Dans une interview récente, une psychanalyste se réclamant de Lacan, et dont je ne citerai pas le nom, rappelle au journaliste ce que sont les « structures élémentaires de la parenté ». Mais ces structures sont-elles si élémentaires qu’on le prétend ? La référence à l’œuvre de Claude Lévi-Strauss, notamment dans Les structures élémentaires de la parenté (1949), a souvent conduit à cristalliser la parenté dans un modèle universel de l’interdit de l’inceste et de l’échange des femmes. Mais Freud, dans une lecture plus clinique que structuraliste, montre que ces structures dites élémentaires sont traversées par le désir, le fantasme et le symptôme.
Il n’y a pas d’âge d’or du symbolique ni des liens de parenté. Cette idée, souvent implicite dans les critiques contemporaines des nouvelles formes de filiations, repose sur un fantasme d’origine pure, d’ordre naturel, d’un moment précieux où la structure familiale aurait été stable, claire, indiscutable. Or Freud, en lecteur des mythes et en analyste du symptôme, montre tout le contraire.

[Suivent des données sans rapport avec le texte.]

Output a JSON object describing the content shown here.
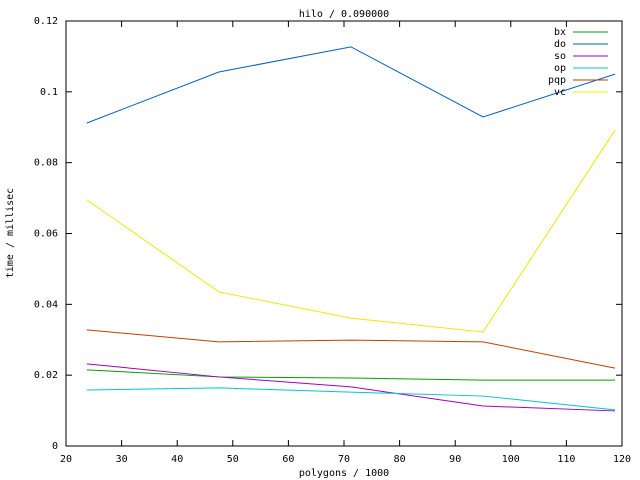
{
  "chart_data": {
    "type": "line",
    "title": "hilo / 0.090000",
    "x_label": "polygons / 1000",
    "y_label": "time / millisec",
    "x": [
      23.75,
      47.5,
      71.25,
      95,
      118.75
    ],
    "series": [
      {
        "name": "bx",
        "color": "#00a000",
        "values": [
          0.0215,
          0.0195,
          0.0192,
          0.0186,
          0.0186
        ]
      },
      {
        "name": "do",
        "color": "#0060c0",
        "values": [
          0.0912,
          0.1056,
          0.1127,
          0.0929,
          0.105
        ]
      },
      {
        "name": "so",
        "color": "#a000c0",
        "values": [
          0.0232,
          0.0195,
          0.0167,
          0.0113,
          0.0099
        ]
      },
      {
        "name": "op",
        "color": "#00c8c8",
        "values": [
          0.0158,
          0.0164,
          0.0152,
          0.0141,
          0.0102
        ]
      },
      {
        "name": "pqp",
        "color": "#c04000",
        "values": [
          0.0328,
          0.0294,
          0.0299,
          0.0294,
          0.022
        ]
      },
      {
        "name": "vc",
        "color": "#f0e800",
        "values": [
          0.0695,
          0.0435,
          0.0361,
          0.0322,
          0.0892
        ]
      }
    ],
    "xlim": [
      20,
      120
    ],
    "xticks": [
      20,
      30,
      40,
      50,
      60,
      70,
      80,
      90,
      100,
      110,
      120
    ],
    "ylim": [
      0,
      0.12
    ],
    "yticks": [
      0,
      0.02,
      0.04,
      0.06,
      0.08,
      0.1,
      0.12
    ],
    "legend": "top-right"
  }
}
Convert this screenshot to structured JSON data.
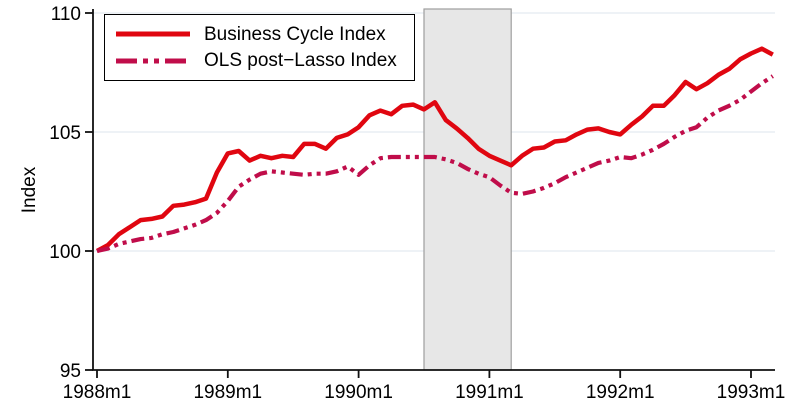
{
  "chart_data": {
    "type": "line",
    "title": "",
    "xlabel": "",
    "ylabel": "Index",
    "ylim": [
      95,
      110
    ],
    "yticks": [
      95,
      100,
      105,
      110
    ],
    "gridline_values": [
      100,
      105,
      110
    ],
    "x_unit": "month",
    "x_start": "1988m1",
    "x_end_of_data": "1993m3",
    "months_total": 63,
    "xtick_labels": [
      "1988m1",
      "1989m1",
      "1990m1",
      "1991m1",
      "1992m1",
      "1993m1"
    ],
    "xtick_month_indices": [
      0,
      12,
      24,
      36,
      48,
      60
    ],
    "legend_position": "top-left",
    "grid": true,
    "style_colors": {
      "grid": "#e9eef3",
      "axis": "#111111",
      "text": "#000000",
      "legend_border": "#000000",
      "background": "#ffffff"
    },
    "recession_band": {
      "from_label": "1990m7",
      "to_label": "1991m3",
      "from_month_index": 30,
      "to_month_index": 38,
      "fill": "#e7e7e7",
      "border": "#9e9e9e"
    },
    "series": [
      {
        "name": "Business Cycle Index",
        "color": "#e00610",
        "style": "solid",
        "values": [
          100.0,
          100.25,
          100.7,
          101.0,
          101.3,
          101.35,
          101.45,
          101.9,
          101.95,
          102.05,
          102.2,
          103.3,
          104.1,
          104.2,
          103.8,
          104.0,
          103.9,
          104.0,
          103.95,
          104.5,
          104.5,
          104.3,
          104.75,
          104.9,
          105.2,
          105.7,
          105.9,
          105.75,
          106.1,
          106.15,
          105.95,
          106.25,
          105.5,
          105.15,
          104.75,
          104.3,
          104.0,
          103.8,
          103.6,
          104.0,
          104.3,
          104.35,
          104.6,
          104.65,
          104.9,
          105.1,
          105.15,
          105.0,
          104.9,
          105.3,
          105.65,
          106.1,
          106.1,
          106.55,
          107.1,
          106.8,
          107.05,
          107.4,
          107.65,
          108.05,
          108.3,
          108.5,
          108.25
        ]
      },
      {
        "name": "OLS post−Lasso Index",
        "color": "#c00d4a",
        "style": "dash-dot-dot",
        "values": [
          100.0,
          100.1,
          100.3,
          100.4,
          100.5,
          100.55,
          100.7,
          100.8,
          100.95,
          101.1,
          101.3,
          101.6,
          102.1,
          102.7,
          103.0,
          103.25,
          103.35,
          103.3,
          103.25,
          103.2,
          103.25,
          103.25,
          103.35,
          103.55,
          103.2,
          103.6,
          103.9,
          103.95,
          103.95,
          103.95,
          103.95,
          103.95,
          103.85,
          103.7,
          103.45,
          103.25,
          103.1,
          102.75,
          102.45,
          102.4,
          102.5,
          102.65,
          102.85,
          103.1,
          103.3,
          103.5,
          103.7,
          103.8,
          103.95,
          103.9,
          104.05,
          104.25,
          104.5,
          104.8,
          105.05,
          105.2,
          105.6,
          105.9,
          106.1,
          106.35,
          106.7,
          107.05,
          107.35
        ]
      }
    ]
  }
}
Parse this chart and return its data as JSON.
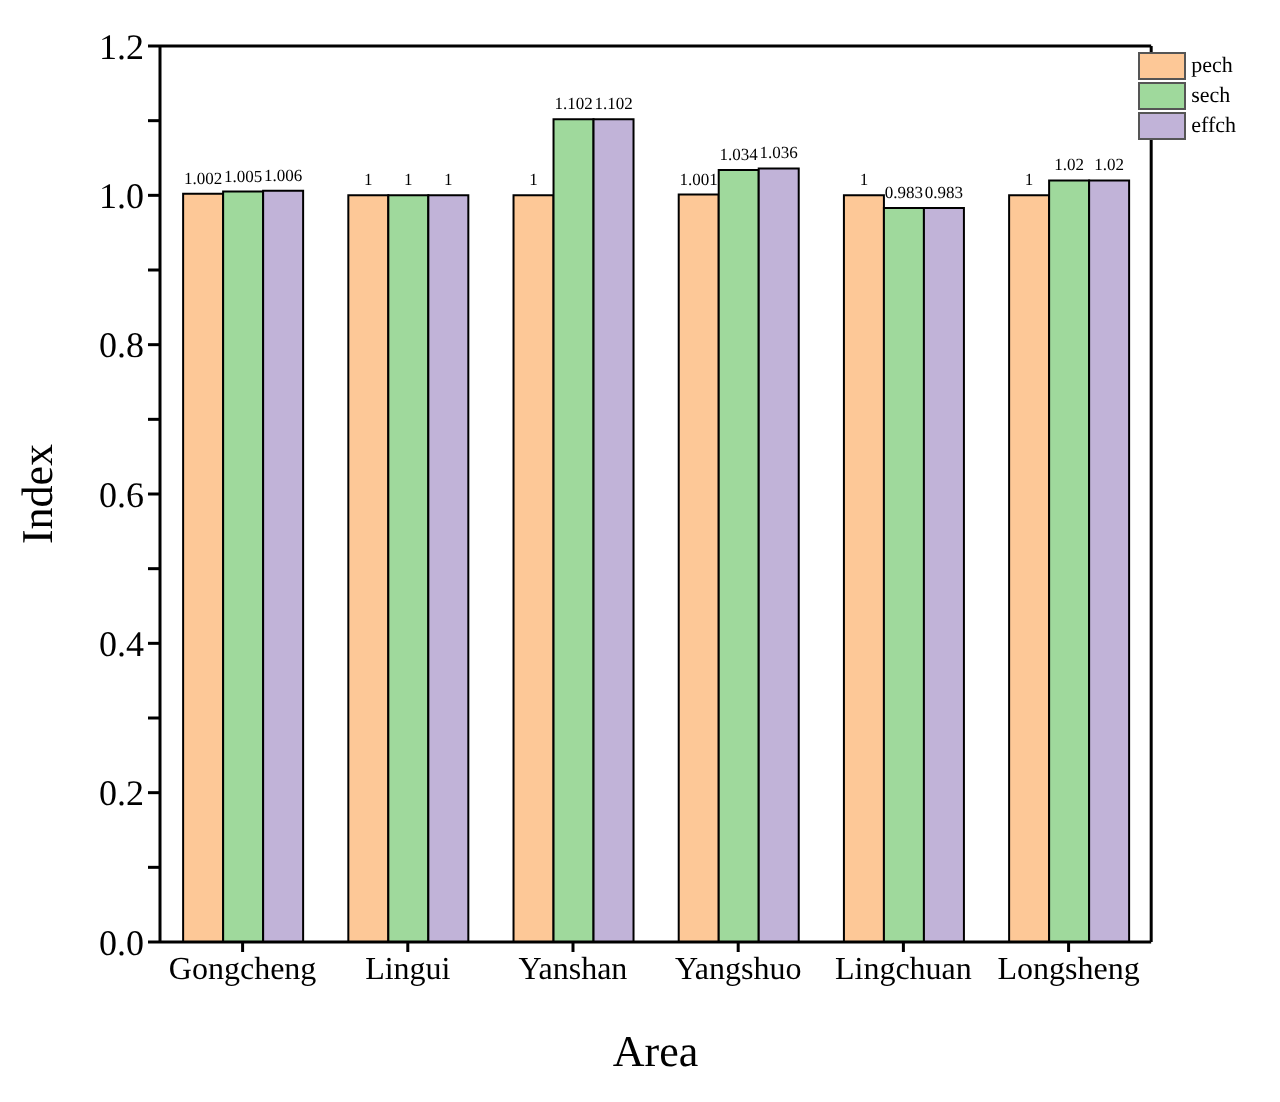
{
  "chart_data": {
    "type": "bar",
    "xlabel": "Area",
    "ylabel": "Index",
    "categories": [
      "Gongcheng",
      "Lingui",
      "Yanshan",
      "Yangshuo",
      "Lingchuan",
      "Longsheng"
    ],
    "series": [
      {
        "name": "pech",
        "color": "#fdc897",
        "values": [
          1.002,
          1,
          1,
          1.001,
          1,
          1
        ]
      },
      {
        "name": "sech",
        "color": "#9fd99c",
        "values": [
          1.005,
          1,
          1.102,
          1.034,
          0.983,
          1.02
        ]
      },
      {
        "name": "effch",
        "color": "#c1b3d8",
        "values": [
          1.006,
          1,
          1.102,
          1.036,
          0.983,
          1.02
        ]
      }
    ],
    "ylim": [
      0,
      1.2
    ],
    "yticks": [
      "0.0",
      {
        "value": 0.1,
        "label": null
      },
      "0.2",
      {
        "value": 0.3,
        "label": null
      },
      "0.4",
      {
        "value": 0.5,
        "label": null
      },
      "0.6",
      {
        "value": 0.7,
        "label": null
      },
      "0.8",
      {
        "value": 0.9,
        "label": null
      },
      "1.0",
      {
        "value": 1.1,
        "label": null
      },
      "1.2"
    ],
    "data_labels": true,
    "legend": "top right",
    "grid": false
  }
}
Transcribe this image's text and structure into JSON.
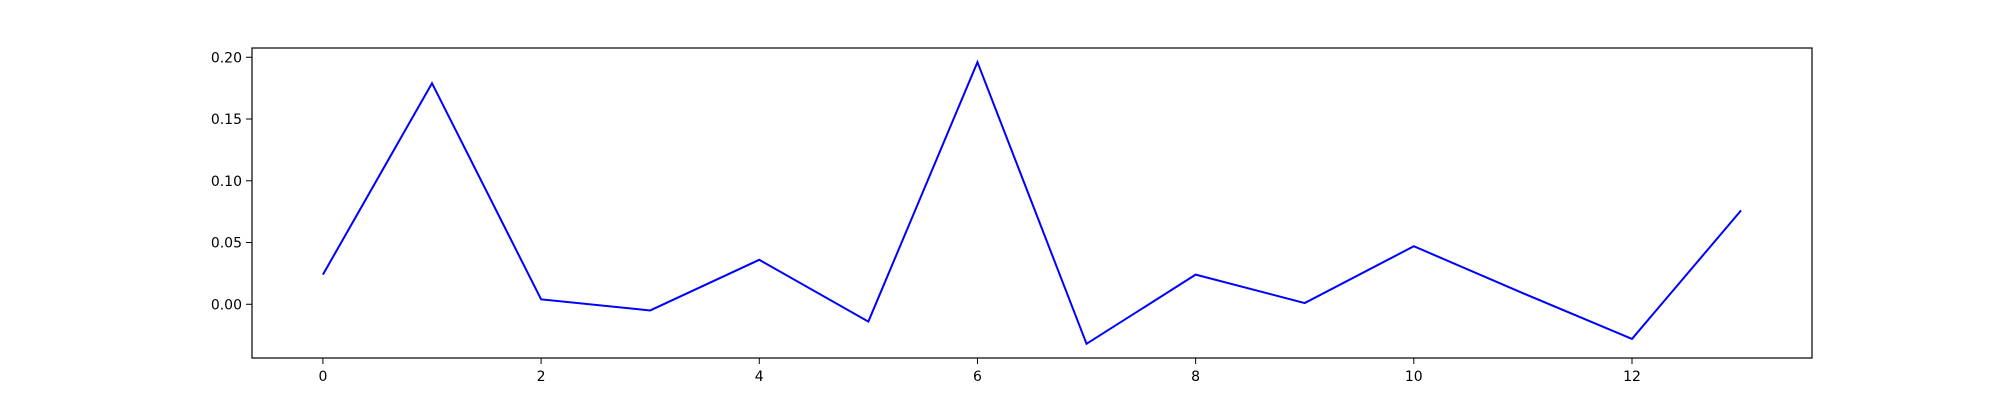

Dans le mythe œdipien, tel que Freud le met en scène dans Totem et Tabou (1913) et dans L’interprétation du rêve (1900), Jocaste est à la fois mère et épouse d’Œdipe, donc mère et grand-mère de ses propres petits-enfants. Ce paradoxe généalogique n’est pas un accident, mais une révélation : il n’existe pas de fondement naturel au lien de parenté. Ce que Freud appelle les « structures élémentaires » de la parenté ne relèvent pas d’une biologie sociale, mais de l’opération du langage et du refoulement. Ces structures sont marquées par l’interdit de l’inceste, certes, mais toujours travaillées par la désorganisation du désir.
L’histoire humaine, loin de valider une famille-type, est une galerie de formes instables et mouvantes : enfants naturels ou adultérins, enfants abandonnés puis adoptés, fratries recomposées, filiations cachées, révélations tardives de paternité, naissances sous X, … Et la Bible, loin de proposer une norme, est peuplée de figures de filiations troubles : Isaac presque sacrifié par son père (Genèse 22), Jésus sans père biologique, Abraham ayant un enfant avec sa servante Agar (Genèse 16), etc.
Aujourd’hui, la procréation médicalement assistée, la gestation pour autrui, les donneurs anonymes, viennent prolonger cette plasticité. Mais ce n’est pas la technique qui introduit du trouble : c’est le langage qui, depuis toujours, désigne la filiation comme un lieu d’énigme. Comme le note Lacan dans le séminaire XVII (L’envers de la psychanalyse, 1969-70), il n’y a pas de rapport sexuel qui puisse s’inscrire dans le symbolique : la transmission est toujours trouée, décalée, interprétée.
Freud, dans Le roman familial des névrosés (1909), nous dit que ce sont justement ces impasses, ces confusions, ces écarts dans les structures de parenté qui sont à l’origine de nos névroses. Le fantasme reconstruit d’une origine imaginaire est une tentative du sujet pour recoller les morceaux d’une généalogie toujours défaillante. Il n’y a pas d’ordre symbolique pré-constitué, mais une fonction du Nom-du-Père (Lacan, séminaire III, Les psychoses, 1955-56) qui vient épingler, de manière plus ou moins stable, les places dans le discours.
C’est pourquoi Freud, tout en reconnaissant le poids culturel de l’ordre familial, ouvre la possibilité d’une dissociation entre sexualité et procréation. Il voulait, au fond, séparer la sexualité de toute téléologie reproductive : que la sexualité cesse d’être moralisée par la procréation, et que la procréation soit désindexée de l’acte sexuel. Dans Trois essais sur la théorie sexuelle (1905), il conçoit la sexualité comme pulsion partielle, montage déconnecté de la finalité biologique. Quant à la filiation, elle doit être pensée comme acte de nomination, d’adresse symbolique, et non comme conséquence biologique.
Là où la société cherche à réaffirmer des normes de filiation « naturelle », la psychanalyse rappelle que tout lien parental est une construction langagière, et que l’enfant, pour se construire, a besoin de savoir d’où il vient symboliquement, pas biologiquement. La vérité de la filiation ne se résout pas dans un test ADN, mais dans un discours, dans une adresse, dans une position dans l’autre.
Il n’y a donc pas de structures élémentaires immuables, mais des tentatives réitérées, échouées ou symptomatiques, de donner forme au désir dans le champ du symbolique. Là où il y a sujet, il y a trou dans la filiation, et nécessité d’interpréter ce trou. Telle est, peut-être, la véritable « structure » de l’origine : un vide organisateur, une incohérence inaugurale à partir de laquelle le sujet peut commencer à parler.